В четверг четвертого числа в четыре с четвертью часа лигурийский регулировщик регулировал в Лигурии, но тридцать три корабля лави́ровали, лави́ровали, да так и не вы́лавировали, а потом протокол про протокол протоколом запротоколи́ровал, как интервьюе́ром интервьюи́руемый лигурийский регулировщик речи́сто, да не чисто, рапортова́л, да не дорапортова́л, дорапорто́вывал, да так зарапортова́лся про размокропого́дившуюся погоду, что дабы инцидент не стал претендентом на судебный прецедент, лигурийский регулировщик акклиматизировался в неконституционном Константинополе, где хохлатые хохотушки хохотом хохотали и кричали ту́рке, который начерно обкурен трубкой: не кури, турка, трубку, купи лучше ки́пу пик, лучше пик ки́пу купи, а то придет бомбарди́р из Бра́нденбурга — бомбами забомбардиру́ет за то, что некто чернорылый у него полдвора рылом изрыл, вырыл и подрыл.
Но на самом деле турка не был в деле, да и Клара к крале в то время кралась к ларю, пока Карл у Клары кораллы крал, за что Клара у Карла украла кларнет, а потом на дворе деготнико́вой вдовы Варвары два этих во́ра дрова воровали. Но грех — не смех, не уложить в орех: о Кларе с Карлом во мраке все раки шумели в драке.
Вот и не до бомбардира ворам было, и не до деготнико́вой вдовы, и не до деготнико́вых детей, зато рассерди́вшаяся вдова убрала в сарай дрова: раз дрова, два дрова, три дрова — не вместились все дрова; и два дровосека, два дровоко́ла-дровору́ба для расчувствовавшейся Варвары выдворили дрова вширь двора обратно на дровяной двор, где цапля чахла, цапля сохла, цапля сдохла; цыпленок же цапли цепко цеплялся за цепь.
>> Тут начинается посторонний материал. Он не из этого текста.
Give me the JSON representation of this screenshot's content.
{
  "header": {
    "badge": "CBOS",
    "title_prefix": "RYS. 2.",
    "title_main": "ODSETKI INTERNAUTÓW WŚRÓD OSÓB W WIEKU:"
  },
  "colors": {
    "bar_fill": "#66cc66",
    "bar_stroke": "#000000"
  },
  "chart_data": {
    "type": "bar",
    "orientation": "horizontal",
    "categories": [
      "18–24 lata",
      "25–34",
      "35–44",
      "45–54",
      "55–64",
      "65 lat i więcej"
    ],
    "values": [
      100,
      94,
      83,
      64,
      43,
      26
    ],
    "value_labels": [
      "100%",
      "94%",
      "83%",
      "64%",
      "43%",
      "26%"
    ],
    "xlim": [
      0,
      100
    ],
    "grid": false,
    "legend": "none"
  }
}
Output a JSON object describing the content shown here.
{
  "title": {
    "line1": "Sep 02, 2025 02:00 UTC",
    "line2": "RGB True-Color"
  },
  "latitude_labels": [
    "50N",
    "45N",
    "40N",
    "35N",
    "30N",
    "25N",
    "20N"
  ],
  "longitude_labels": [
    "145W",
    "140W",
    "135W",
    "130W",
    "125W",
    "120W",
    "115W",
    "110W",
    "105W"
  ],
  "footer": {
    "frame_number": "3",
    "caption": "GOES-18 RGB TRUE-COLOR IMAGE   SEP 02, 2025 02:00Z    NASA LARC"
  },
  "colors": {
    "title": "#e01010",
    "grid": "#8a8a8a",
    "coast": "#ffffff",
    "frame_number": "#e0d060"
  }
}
Молодец против овец, а против молодца сам овца, которой носит Сеня сено в сани, потом везет Сеньку Соньку с Санькой на санках: санки скок, Сеньку — в бок, Соньку — в лоб, все — в сугроб, а Сашка только шапкой шишки сшиб; затем по шоссе Саша пошел, Саша на шоссе Саше нашел; Сонька же — Сашкина подружка — шла по шоссе и сосала сушку, да притом у Соньки-вертушки во рту еще и три ватрушки — аккурат в медовик, но ей не до медовика; Сонька и с ватрушками во рту пономаря́ перепономари́т, перевы́пономарит: жужжит, как жу́желица, жужжит, да кру́жится:
была у Фрола́ — Фролу́ на Лавра наврала,
пойдет к Лавру — на Фрола́ Лавру наврет,
что — вахмистр с вахмистршей, ротмистр с ротмистршей,
что у ужа — ужата, а у ежа — ежата,
а у него высокопоставленный гость унес трость,
и вскоре опять пять ребят съели пять опят с полчетвертью четверика́ чечевицы без червоточины
и тысячу шестьсот шестьдесят шесть пирогов с творого́м из сыворотки из-под простокваши.
О всем о том около кола колокола звоном раззванивали, — да так, что даже Константин — за́льцбуржский бесперспективняк — из-подбронетранспортера констатировал:
как все колокола́ не переколоколова́ть, не перевы́колоколовать, так и всех скороговорок не перескороговорить, не перевыскороговорить; но попытка — не пытка.